Mit anderen Worten: Unser Verständnis des Uranus in den letzten Jahrzehnten könnte allein durch den unglücklichen Zeitpunkt des Vorbeiflugs von Voyager 2 stark verzerrt worden sein.

„Die Raumsonde sah den Uranus unter Bedingungen, die nur in etwa 4% der Zeit auftreten“, sagte Jamie Jasinski, Hauptautor der neuen Analyse und Weltraumplasmaphysiker am Jet Propulsion Laboratory (JPL) der NASA, in einer Erklärung. „Wäre Voyager 2 nur ein paar Tage früher angekommen, hätte sie eine völlig andere Magnetosphäre auf dem Uranus beobachtet.“

Was ist eine Magnetosphäre?

Eine Magnetosphäre ist eine „Blase“ um einen Planeten, die eine große Rolle für den Zustand des Planeten spielt, indem sie ihn vor kosmischer und solarer Teilchenstrahlung abschirmt. Diese Teilchenstrahlung wird entlang der Magnetfeldlinien der Magnetosphäre eingefangen, die die eingefangenen Teilchen in Strahlungsgürteln konzentrieren. Die Magnetosphäre der Erde schützt unsere Atmosphäre zum Beispiel vor den Sonnenwinden, die von der Sonne ausgehen. Ohne sie würde sich unsere Atmosphäre verschlechtern, was die Erde unbewohnbar machen würde.

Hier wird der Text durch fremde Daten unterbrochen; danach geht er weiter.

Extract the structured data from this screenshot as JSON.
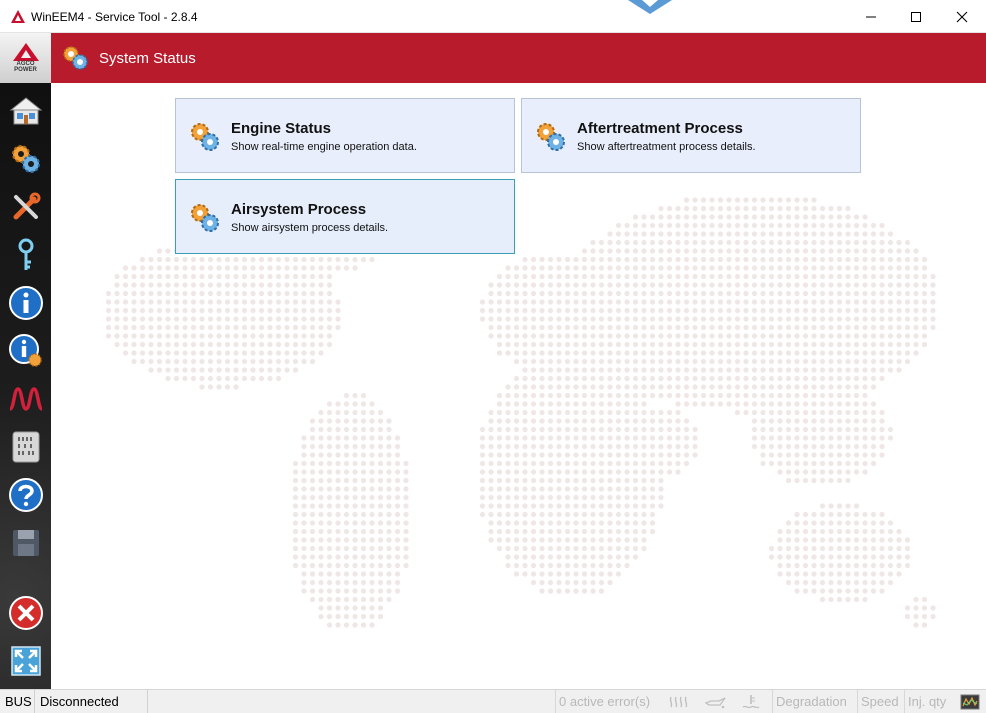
{
  "window": {
    "title": "WinEEM4 - Service Tool - 2.8.4"
  },
  "header": {
    "title": "System Status",
    "logo_lines": [
      "AGCO",
      "POWER"
    ]
  },
  "sidebar": {
    "items": [
      {
        "icon": "home-icon"
      },
      {
        "icon": "gears-icon"
      },
      {
        "icon": "tools-icon"
      },
      {
        "icon": "key-icon"
      },
      {
        "icon": "info-icon"
      },
      {
        "icon": "info-settings-icon"
      },
      {
        "icon": "waveform-icon"
      },
      {
        "icon": "binary-data-icon"
      },
      {
        "icon": "help-icon"
      },
      {
        "icon": "save-icon"
      },
      {
        "icon": "exit-icon"
      },
      {
        "icon": "fullscreen-icon"
      }
    ]
  },
  "tiles": [
    {
      "title": "Engine Status",
      "description": "Show real-time engine operation data."
    },
    {
      "title": "Aftertreatment Process",
      "description": "Show aftertreatment process details."
    },
    {
      "title": "Airsystem Process",
      "description": "Show airsystem process details."
    }
  ],
  "statusbar": {
    "bus_label": "BUS",
    "connection_status": "Disconnected",
    "active_errors": "0 active error(s)",
    "degradation": "Degradation",
    "speed": "Speed",
    "inj_qty": "Inj. qty"
  },
  "colors": {
    "accent_red": "#b71b2c",
    "tile_background": "#e8eefb",
    "selected_border": "#3a9fb5",
    "map_dots": "#efe6e6"
  }
}
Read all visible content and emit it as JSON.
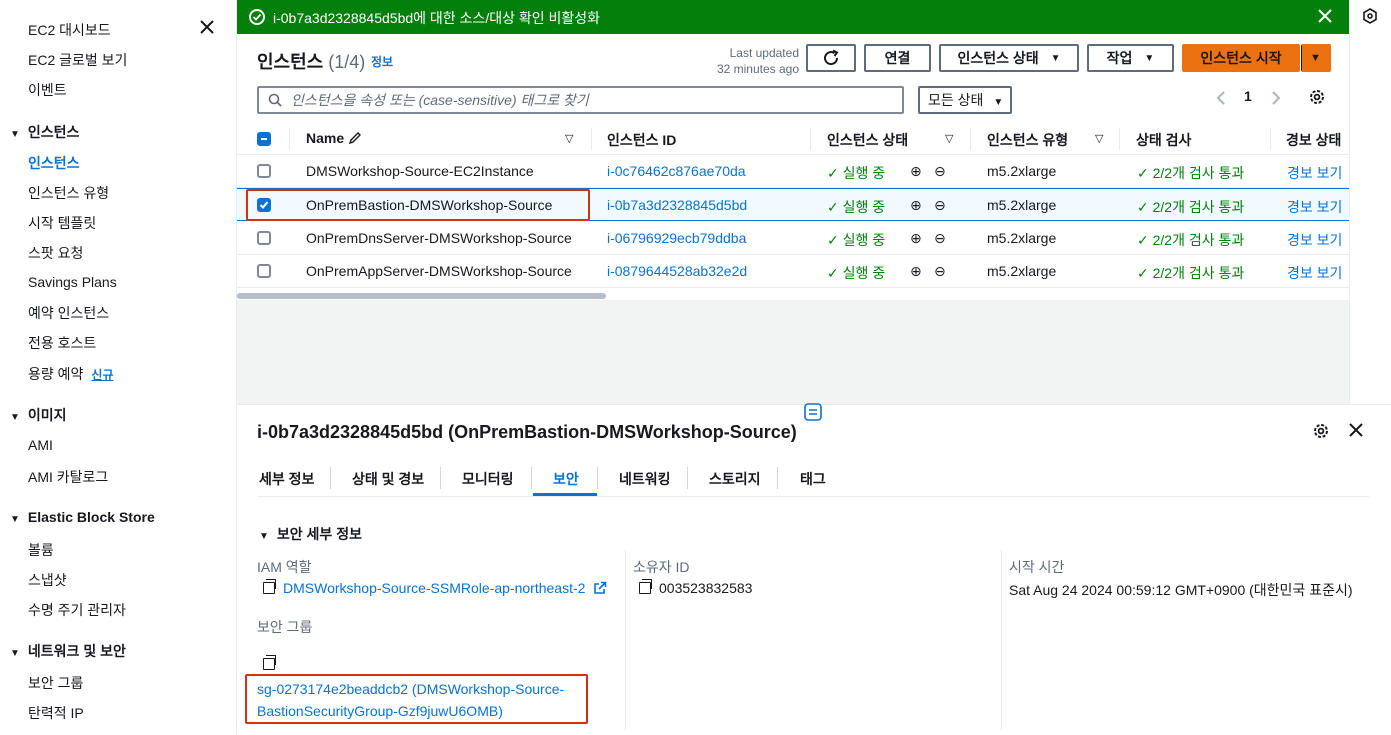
{
  "sidebar": {
    "top_items": [
      "EC2 대시보드",
      "EC2 글로벌 보기",
      "이벤트"
    ],
    "sections": [
      {
        "title": "인스턴스",
        "items": [
          "인스턴스",
          "인스턴스 유형",
          "시작 템플릿",
          "스팟 요청",
          "Savings Plans",
          "예약 인스턴스",
          "전용 호스트",
          "용량 예약"
        ]
      },
      {
        "title": "이미지",
        "items": [
          "AMI",
          "AMI 카탈로그"
        ]
      },
      {
        "title": "Elastic Block Store",
        "items": [
          "볼륨",
          "스냅샷",
          "수명 주기 관리자"
        ]
      },
      {
        "title": "네트워크 및 보안",
        "items": [
          "보안 그룹",
          "탄력적 IP"
        ]
      }
    ],
    "new_badge": "신규",
    "active_item": "인스턴스"
  },
  "flash": {
    "message": "i-0b7a3d2328845d5bd에 대한 소스/대상 확인 비활성화"
  },
  "header": {
    "title": "인스턴스",
    "count": "(1/4)",
    "info": "정보",
    "last_updated_line1": "Last updated",
    "last_updated_line2": "32 minutes ago",
    "connect_label": "연결",
    "instance_state_label": "인스턴스 상태",
    "actions_label": "작업",
    "launch_label": "인스턴스 시작"
  },
  "search": {
    "placeholder": "인스턴스을 속성 또는 (case-sensitive) 태그로 찾기",
    "state_filter": "모든 상태"
  },
  "pager": {
    "page": "1"
  },
  "table": {
    "columns": [
      "Name",
      "인스턴스 ID",
      "인스턴스 상태",
      "인스턴스 유형",
      "상태 검사",
      "경보 상태"
    ],
    "rows": [
      {
        "name": "DMSWorkshop-Source-EC2Instance",
        "id": "i-0c76462c876ae70da",
        "state": "실행 중",
        "type": "m5.2xlarge",
        "check": "2/2개 검사 통과",
        "alarm": "경보 보기",
        "selected": false
      },
      {
        "name": "OnPremBastion-DMSWorkshop-Source",
        "id": "i-0b7a3d2328845d5bd",
        "state": "실행 중",
        "type": "m5.2xlarge",
        "check": "2/2개 검사 통과",
        "alarm": "경보 보기",
        "selected": true
      },
      {
        "name": "OnPremDnsServer-DMSWorkshop-Source",
        "id": "i-06796929ecb79ddba",
        "state": "실행 중",
        "type": "m5.2xlarge",
        "check": "2/2개 검사 통과",
        "alarm": "경보 보기",
        "selected": false
      },
      {
        "name": "OnPremAppServer-DMSWorkshop-Source",
        "id": "i-0879644528ab32e2d",
        "state": "실행 중",
        "type": "m5.2xlarge",
        "check": "2/2개 검사 통과",
        "alarm": "경보 보기",
        "selected": false
      }
    ]
  },
  "detail": {
    "title": "i-0b7a3d2328845d5bd (OnPremBastion-DMSWorkshop-Source)",
    "tabs": [
      "세부 정보",
      "상태 및 경보",
      "모니터링",
      "보안",
      "네트워킹",
      "스토리지",
      "태그"
    ],
    "active_tab": "보안",
    "section_title": "보안 세부 정보",
    "iam_label": "IAM 역할",
    "iam_value": "DMSWorkshop-Source-SSMRole-ap-northeast-2",
    "owner_label": "소유자 ID",
    "owner_value": "003523832583",
    "launch_label": "시작 시간",
    "launch_value": "Sat Aug 24 2024 00:59:12 GMT+0900 (대한민국 표준시)",
    "sg_label": "보안 그룹",
    "sg_line1": "sg-0273174e2beaddcb2 (DMSWorkshop-Source-",
    "sg_line2": "BastionSecurityGroup-Gzf9juwU6OMB)"
  },
  "colors": {
    "link": "#0972d3",
    "success": "#037f0c",
    "primary": "#ec7211",
    "highlight": "#d13212"
  }
}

Die beobachtete Magnetosphäre des Uranus gab den Wissenschaftlern Rätsel auf, da die Strahlungsgürtel extrem intensiv zu sein schienen. Sie hatten eine „Intensität, die nur noch von den berüchtigten Strahlungsgürteln des Jupiters übertroffen wird“, heißt es in der Erklärung. Es gab jedoch keine erkennbare Quelle für energiereiche Teilchen, so dass diese intensiven Strahlungsgürtel ein Rätsel blieben – bis jetzt.

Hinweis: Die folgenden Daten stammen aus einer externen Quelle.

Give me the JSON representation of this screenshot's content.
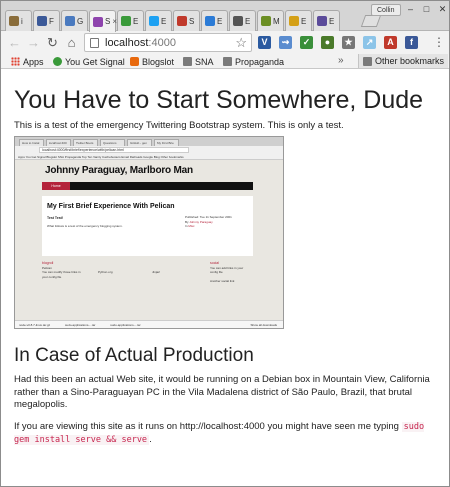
{
  "browser": {
    "tabs": [
      {
        "letter": "i",
        "color": "#8a6d3b",
        "active": false
      },
      {
        "letter": "F",
        "color": "#3b5998",
        "active": false
      },
      {
        "letter": "G",
        "color": "#4a7abf",
        "active": false
      },
      {
        "letter": "S",
        "color": "#8e44ad",
        "active": true
      },
      {
        "letter": "E",
        "color": "#3a9a3a",
        "active": false
      },
      {
        "letter": "E",
        "color": "#1da1f2",
        "active": false
      },
      {
        "letter": "S",
        "color": "#c0392b",
        "active": false
      },
      {
        "letter": "E",
        "color": "#2b7bd6",
        "active": false
      },
      {
        "letter": "E",
        "color": "#555555",
        "active": false
      },
      {
        "letter": "M",
        "color": "#6b8e23",
        "active": false
      },
      {
        "letter": "E",
        "color": "#d4a017",
        "active": false
      },
      {
        "letter": "E",
        "color": "#5b4b9a",
        "active": false
      }
    ],
    "profile_name": "Collin",
    "url_host": "localhost",
    "url_port": ":4000",
    "bookmarks": {
      "apps": "Apps",
      "items": [
        "You Get Signal",
        "Blogslot",
        "SNA",
        "Propaganda"
      ],
      "other": "Other bookmarks"
    },
    "extensions": [
      {
        "glyph": "V",
        "color": "#2b5aa0"
      },
      {
        "glyph": "⇝",
        "color": "#5a8ccf"
      },
      {
        "glyph": "✓",
        "color": "#3a8f3a"
      },
      {
        "glyph": "●",
        "color": "#4a7a2a"
      },
      {
        "glyph": "★",
        "color": "#777777"
      },
      {
        "glyph": "↗",
        "color": "#8cc4e8"
      },
      {
        "glyph": "A",
        "color": "#c0392b"
      },
      {
        "glyph": "f",
        "color": "#3b5998"
      }
    ]
  },
  "page": {
    "heading": "You Have to Start Somewhere, Dude",
    "intro": "This is a test of the emergency Twittering Bootstrap system. This is only a test.",
    "section_heading": "In Case of Actual Production",
    "para1": "Had this been an actual Web site, it would be running on a Debian box in Mountain View, California rather than a Sino-Paraguayan PC in the Vila Madalena district of São Paulo, Brazil, that brutal megalopolis.",
    "para2_prefix": "If you are viewing this site as it runs on http://localhost:4000 you might have seen me typing ",
    "para2_code": "sudo gem install serve && serve",
    "para2_suffix": "."
  },
  "screenshot": {
    "tabs": [
      "How to Instal",
      "localhost:400",
      "Twitter Boots",
      "Questions",
      "GitHub - gen",
      "My First Brie"
    ],
    "url": "localhost:4000/first/brief/experience/with/pelican.html",
    "bookmarks": "Apps   You Get Signal   Blogslot   SNA   Propaganda   Top Ten   Vanity   Cachebusters   Email Railroads   Google Blog   Other bookmarks",
    "site_title": "Johnny Paraguay, Marlboro Man",
    "nav_item": "Home",
    "post_title": "My First Brief Experience With Pelican",
    "post_subtitle": "Test Test!",
    "post_text": "What follows is a test of the emergency blogging system.",
    "meta_published": "Published: Tue 11 September 2001",
    "meta_by": "By ",
    "meta_author": "Johnny Paraguay",
    "meta_in": "In ",
    "meta_category": "Misc",
    "blogroll_heading": "blogroll",
    "blogroll_items": [
      "Pelican",
      "You can modify those links in your config file"
    ],
    "python_org": "Python.org",
    "jinja2": "Jinja2",
    "social_heading": "social",
    "social_items": [
      "You can add links in your config file",
      "Another social link"
    ],
    "downloads": [
      "node-v0.8.7-linux.tar.gz",
      "sudo-applications-...tar",
      "sudo-applications-...tar"
    ],
    "show_all": "Show all downloads"
  }
}
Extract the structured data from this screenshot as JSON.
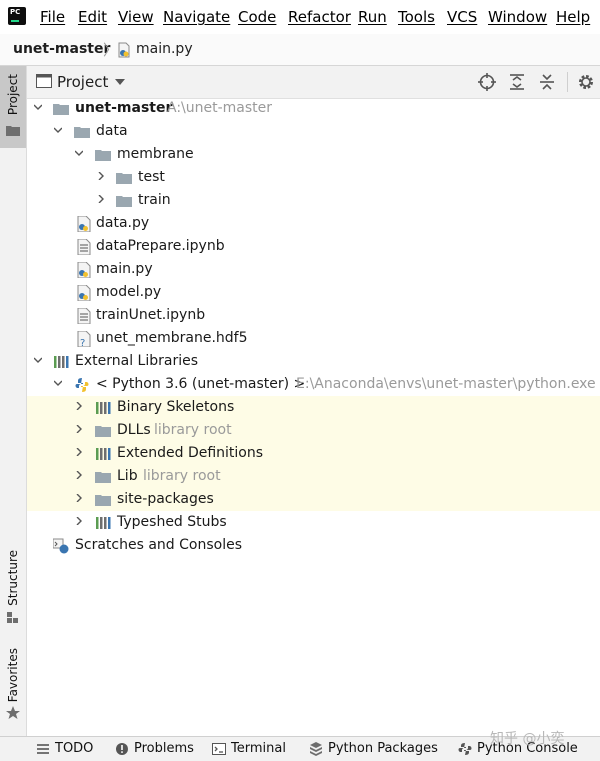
{
  "menu": [
    "File",
    "Edit",
    "View",
    "Navigate",
    "Code",
    "Refactor",
    "Run",
    "Tools",
    "VCS",
    "Window",
    "Help"
  ],
  "app_logo": "PC",
  "nav": {
    "project": "unet-master",
    "separator": "〉",
    "file": "main.py"
  },
  "side_tabs": {
    "project": "Project",
    "structure": "Structure",
    "favorites": "Favorites"
  },
  "project_panel": {
    "title": "Project",
    "toolbar_icons": [
      "locate-icon",
      "expand-all-icon",
      "collapse-all-icon",
      "gear-icon"
    ]
  },
  "tree": {
    "root": {
      "label": "unet-master",
      "path": "A:\\unet-master"
    },
    "data_folder": "data",
    "membrane_folder": "membrane",
    "test_folder": "test",
    "train_folder": "train",
    "files": [
      "data.py",
      "dataPrepare.ipynb",
      "main.py",
      "model.py",
      "trainUnet.ipynb",
      "unet_membrane.hdf5"
    ],
    "external_libraries": "External Libraries",
    "python_sdk": {
      "label": "< Python 3.6 (unet-master) >",
      "path": "E:\\Anaconda\\envs\\unet-master\\python.exe"
    },
    "sdk_items": [
      {
        "label": "Binary Skeletons",
        "hint": ""
      },
      {
        "label": "DLLs",
        "hint": "library root"
      },
      {
        "label": "Extended Definitions",
        "hint": ""
      },
      {
        "label": "Lib",
        "hint": "library root"
      },
      {
        "label": "site-packages",
        "hint": ""
      },
      {
        "label": "Typeshed Stubs",
        "hint": ""
      }
    ],
    "scratches": "Scratches and Consoles"
  },
  "status_bar": [
    "TODO",
    "Problems",
    "Terminal",
    "Python Packages",
    "Python Console"
  ],
  "watermark": "知乎 @小奕",
  "colors": {
    "folder": "#9aa7b0",
    "python_blue": "#3a75b0",
    "python_yellow": "#f2c12e",
    "highlight": "#fefce6",
    "project_tab": "#c8c8c8"
  }
}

Wenn man die Theorie des Sonnenwindstoßes mit einbezieht, ergibt das Bild langsam einen Sinn.

Der Druck des Sonnenwinds hat wahrscheinlich Plasma aus dem Magnetosphärensystem des Uranus ausgetrieben und einen vorübergehenden Zustand geschaffen, in dem die Magnetosphäre des Planeten ziemlich extrem wurde. Der Wind hätte geladene Teilchen in die Strahlungsgürtel des Uranus geschleudert (man erinnere sich, dass sie aus Plasma bestehen), was deren überraschende Intensität erklären könnte.

Die neue Analyse deutet außerdem darauf hin, dass die fünf großen Monde des Uranus, von denen man bisher annahm, dass sie träge sind, in Wirklichkeit geologisch aktiv sein könnten.

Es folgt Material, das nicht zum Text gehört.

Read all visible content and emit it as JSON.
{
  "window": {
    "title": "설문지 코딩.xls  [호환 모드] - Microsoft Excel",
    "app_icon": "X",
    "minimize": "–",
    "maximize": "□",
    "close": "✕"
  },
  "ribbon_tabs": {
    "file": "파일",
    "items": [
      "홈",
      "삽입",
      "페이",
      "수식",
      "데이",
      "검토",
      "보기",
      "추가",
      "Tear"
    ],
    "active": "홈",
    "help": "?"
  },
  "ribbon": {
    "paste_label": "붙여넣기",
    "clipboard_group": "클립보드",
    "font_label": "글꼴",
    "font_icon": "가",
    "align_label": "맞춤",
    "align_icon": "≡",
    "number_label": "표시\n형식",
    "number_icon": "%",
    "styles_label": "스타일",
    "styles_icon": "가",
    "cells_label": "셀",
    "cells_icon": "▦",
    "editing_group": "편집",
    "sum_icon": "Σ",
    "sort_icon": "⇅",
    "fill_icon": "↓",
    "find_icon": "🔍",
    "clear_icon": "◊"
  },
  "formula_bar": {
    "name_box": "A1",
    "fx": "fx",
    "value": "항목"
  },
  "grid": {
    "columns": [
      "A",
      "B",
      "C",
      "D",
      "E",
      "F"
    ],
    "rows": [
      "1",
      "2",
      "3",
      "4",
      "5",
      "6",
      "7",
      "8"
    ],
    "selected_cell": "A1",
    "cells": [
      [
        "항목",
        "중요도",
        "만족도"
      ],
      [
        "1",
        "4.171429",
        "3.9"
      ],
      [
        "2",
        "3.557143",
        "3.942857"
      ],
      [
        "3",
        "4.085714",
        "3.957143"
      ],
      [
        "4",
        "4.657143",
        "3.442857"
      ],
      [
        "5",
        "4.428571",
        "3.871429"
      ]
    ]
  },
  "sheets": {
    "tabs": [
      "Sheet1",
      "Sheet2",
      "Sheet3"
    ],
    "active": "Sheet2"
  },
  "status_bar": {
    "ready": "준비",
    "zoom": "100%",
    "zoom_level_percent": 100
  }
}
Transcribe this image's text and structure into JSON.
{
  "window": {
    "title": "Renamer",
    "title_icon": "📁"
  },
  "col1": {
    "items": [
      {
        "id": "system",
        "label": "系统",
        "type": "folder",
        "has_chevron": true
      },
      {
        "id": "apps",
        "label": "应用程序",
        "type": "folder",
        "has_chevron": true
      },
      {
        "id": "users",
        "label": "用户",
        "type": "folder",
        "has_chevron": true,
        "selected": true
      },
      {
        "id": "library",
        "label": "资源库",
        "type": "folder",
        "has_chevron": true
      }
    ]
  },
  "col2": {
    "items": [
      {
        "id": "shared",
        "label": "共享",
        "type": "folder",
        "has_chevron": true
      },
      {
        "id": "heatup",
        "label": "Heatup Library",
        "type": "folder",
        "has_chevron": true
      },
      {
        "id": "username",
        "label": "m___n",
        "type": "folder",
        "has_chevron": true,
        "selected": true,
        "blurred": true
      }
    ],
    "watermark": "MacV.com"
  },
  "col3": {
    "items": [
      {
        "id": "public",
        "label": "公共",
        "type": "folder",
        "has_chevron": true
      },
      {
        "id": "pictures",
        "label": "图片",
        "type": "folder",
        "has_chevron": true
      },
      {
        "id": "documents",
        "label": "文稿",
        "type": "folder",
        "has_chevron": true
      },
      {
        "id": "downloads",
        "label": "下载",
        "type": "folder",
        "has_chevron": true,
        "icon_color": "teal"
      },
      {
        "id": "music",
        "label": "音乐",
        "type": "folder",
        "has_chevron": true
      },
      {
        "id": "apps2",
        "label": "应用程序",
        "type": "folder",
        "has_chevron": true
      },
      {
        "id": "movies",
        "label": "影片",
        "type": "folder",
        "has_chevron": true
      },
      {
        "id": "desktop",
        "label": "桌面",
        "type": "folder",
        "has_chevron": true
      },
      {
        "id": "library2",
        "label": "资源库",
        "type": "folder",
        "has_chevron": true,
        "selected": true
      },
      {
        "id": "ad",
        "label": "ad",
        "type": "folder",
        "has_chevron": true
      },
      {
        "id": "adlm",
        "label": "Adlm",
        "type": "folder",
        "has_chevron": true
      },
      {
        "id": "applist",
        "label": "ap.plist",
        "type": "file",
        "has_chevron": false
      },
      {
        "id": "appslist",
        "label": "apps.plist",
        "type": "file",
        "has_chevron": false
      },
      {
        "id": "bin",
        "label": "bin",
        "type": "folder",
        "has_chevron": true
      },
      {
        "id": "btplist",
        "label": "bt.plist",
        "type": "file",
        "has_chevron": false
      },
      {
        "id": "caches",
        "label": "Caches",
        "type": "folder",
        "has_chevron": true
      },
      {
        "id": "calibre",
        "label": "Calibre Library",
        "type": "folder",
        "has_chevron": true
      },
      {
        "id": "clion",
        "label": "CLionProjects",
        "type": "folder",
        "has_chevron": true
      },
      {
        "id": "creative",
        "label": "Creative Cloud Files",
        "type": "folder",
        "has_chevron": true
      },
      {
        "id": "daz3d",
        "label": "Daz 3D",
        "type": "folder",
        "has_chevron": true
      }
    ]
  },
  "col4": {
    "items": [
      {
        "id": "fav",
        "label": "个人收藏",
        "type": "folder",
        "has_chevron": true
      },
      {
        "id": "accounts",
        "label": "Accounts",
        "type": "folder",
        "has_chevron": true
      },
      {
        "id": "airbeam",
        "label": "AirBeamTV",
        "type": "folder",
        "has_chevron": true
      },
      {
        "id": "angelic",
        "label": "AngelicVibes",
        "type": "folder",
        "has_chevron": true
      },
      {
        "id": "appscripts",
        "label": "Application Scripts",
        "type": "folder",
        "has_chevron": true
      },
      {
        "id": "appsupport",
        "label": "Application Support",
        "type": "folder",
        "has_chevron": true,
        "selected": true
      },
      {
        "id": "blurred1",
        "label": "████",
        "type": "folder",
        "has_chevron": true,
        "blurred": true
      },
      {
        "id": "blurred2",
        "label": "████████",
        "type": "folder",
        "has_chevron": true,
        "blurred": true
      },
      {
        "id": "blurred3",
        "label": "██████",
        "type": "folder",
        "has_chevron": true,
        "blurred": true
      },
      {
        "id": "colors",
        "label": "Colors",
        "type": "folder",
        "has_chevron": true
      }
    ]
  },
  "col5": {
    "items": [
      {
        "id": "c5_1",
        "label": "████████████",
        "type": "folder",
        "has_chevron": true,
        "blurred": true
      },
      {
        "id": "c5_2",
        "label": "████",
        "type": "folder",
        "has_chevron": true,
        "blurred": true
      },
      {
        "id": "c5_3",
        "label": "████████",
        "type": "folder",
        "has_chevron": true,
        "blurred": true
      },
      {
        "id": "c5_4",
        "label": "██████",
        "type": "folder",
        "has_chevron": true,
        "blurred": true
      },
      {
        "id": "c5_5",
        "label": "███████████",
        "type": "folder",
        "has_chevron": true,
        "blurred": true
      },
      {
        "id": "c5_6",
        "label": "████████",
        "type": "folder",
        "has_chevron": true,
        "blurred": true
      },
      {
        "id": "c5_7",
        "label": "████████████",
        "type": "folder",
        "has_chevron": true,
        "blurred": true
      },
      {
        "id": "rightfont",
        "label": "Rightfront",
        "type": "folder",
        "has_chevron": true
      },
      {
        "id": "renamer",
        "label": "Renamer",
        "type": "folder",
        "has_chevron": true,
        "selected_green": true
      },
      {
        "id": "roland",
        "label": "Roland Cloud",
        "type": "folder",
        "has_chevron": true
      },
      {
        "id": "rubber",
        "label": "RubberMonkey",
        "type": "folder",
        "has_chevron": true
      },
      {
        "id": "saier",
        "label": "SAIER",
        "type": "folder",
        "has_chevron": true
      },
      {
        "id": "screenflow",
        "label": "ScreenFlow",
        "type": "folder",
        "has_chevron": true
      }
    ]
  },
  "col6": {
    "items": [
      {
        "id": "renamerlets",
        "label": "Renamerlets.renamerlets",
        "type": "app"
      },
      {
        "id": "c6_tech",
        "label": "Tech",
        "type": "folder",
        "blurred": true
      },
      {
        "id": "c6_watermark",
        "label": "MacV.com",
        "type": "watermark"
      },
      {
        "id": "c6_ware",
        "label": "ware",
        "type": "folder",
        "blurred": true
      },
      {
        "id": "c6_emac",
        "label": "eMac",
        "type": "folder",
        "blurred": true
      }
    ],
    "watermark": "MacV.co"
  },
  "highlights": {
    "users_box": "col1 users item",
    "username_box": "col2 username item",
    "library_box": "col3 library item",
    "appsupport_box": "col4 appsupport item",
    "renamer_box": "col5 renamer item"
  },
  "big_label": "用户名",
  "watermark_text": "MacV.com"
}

Diese künstlerischen Darstellungen zeigen das Verhalten der Magnetosphäre des Uranus vor der Ankunft von Voyager 2 (erste Tafel) und dann die Veränderungen, als Voyager 2 vorbeiflog (zweite Tafel). (Bildnachweis: NASA/JPL-Caltech)

„Wir suchten nach einer Erklärung für das ungewöhnliche Verhalten des Uranus“, sagte die JPL-Wissenschaftlerin Linda Spilker, die sich an den Vorbeiflug von Voyager 2 im Jahr 1986 erinnert, in der Erklärung. „Diese neue Arbeit erklärt einige der scheinbaren Widersprüche, und sie wird unsere Sicht auf den Uranus erneut verändern“, so Spilker weiter.

ASA startete Voyager 2 an Bord der Titan IIIE-Centaur im Jahr 1977. Sie war die erste von zwei Sonden, die die äußeren Planeten untersuchen sollten. Voyager 1, im Wesentlichen ihr Zwilling, startete einige Wochen später.

Jetzt ist Voyager 2 fast 13 Milliarden Meilen von der Erde entfernt, und die NASA steht immer noch in Kontakt mit ihr, um wertvolle wissenschaftliche Daten über unser Sonnensystem und darüber hinaus zu erhalten. Vor einigen Wochen traf die NASA die schwierige Entscheidung, eines der wissenschaftlichen Instrumente von Voyager 2 abzuschalten, um Energie zu sparen, damit die Mission fortgesetzt werden konnte.

Die geliebte Voyager 1 hat in den letzten Monaten ebenfalls für viele Schlagzeilen gesorgt. Letztes Jahr versetzte Voyager 1 Wissenschaftler und Weltraumfans auf der ganzen Welt in helle Aufregung, als die NASA den Kontakt zu dem ehrwürdigen Weltraumforscher verlor, um ihn dann einige Monate später dank der unerschrockenen Arbeit seiner Betreiber wiederherzustellen.

Die Forschungsergebnisse wurden am 11. November in der Zeitschrift Nature Astronomy veröffentlicht.